# Seerose öffnet sich nicht



## Ingo h. (4. Juli 2009)

Hallo

Ich habe im letzten Jahr einen Teichangelegt und eine Seerose eingesetzt.
Vor ca. 1 Woche bekam sie eine sehr schöne Blüte, die sich tagsüber öffnet und abends schließt.
 
Seit ca. 2 Tagen geht sie tagsüber nicht mehr auf.
Fraßspuren sind keine zu erkennen und an den Wasserparametern hat sich nix geändert.
Das Wetter ist wärmer geworden.
Woran kann das liegen und muss ich mir Sorgen machen?
Bekommen Seerosen nur eine Blüte oder kann ich auf mehrere hoffen?
Wie lange blühen Seerosen?

Ingo


----------



## Redlisch (4. Juli 2009)

*AW: Seerose öffnet sich nicht*

Hallo Ingo,

die Seerosen bekommen über längernen Zeitraum ihre Blühten, diese gehen je nach Sorte nur einen bis ein paar Tage auf, dann sterben sie ab und versinken wieder.

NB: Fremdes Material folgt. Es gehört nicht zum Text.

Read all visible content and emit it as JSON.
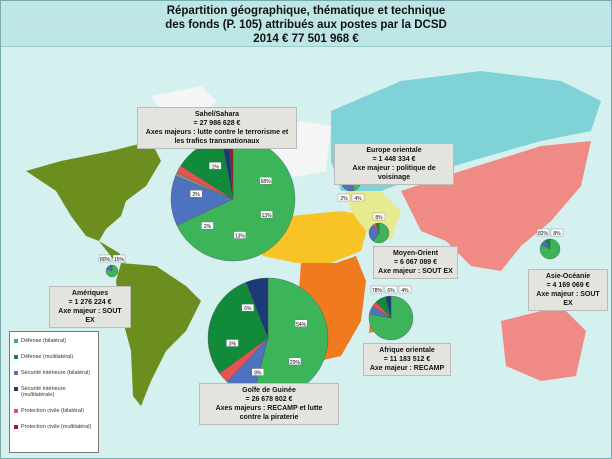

Wenn sie ganz unter gegangen sind schneide ich sie ab.

Die meissten meiner Seerosen blühen jetzt seit 3 Wochen, das heisst sie schieben immer in abständen von einigen Tagen eine Blühte nach.
Einige blühen demnächst erst.

Ich hoffe mal deine Seerose hat mehr als nur dieses eine Blatt, oder ?

Axel


----------



## Ingo h. (4. Juli 2009)

*AW: Seerose öffnet sich nicht*

Die hat mittlerweile 10 Blätter, auf dem Foto ist nur eins zusehen.
Dann bin ich erst mal beruhigt und freue mich schon auf die nächsten Blüten. 

Ingo


----------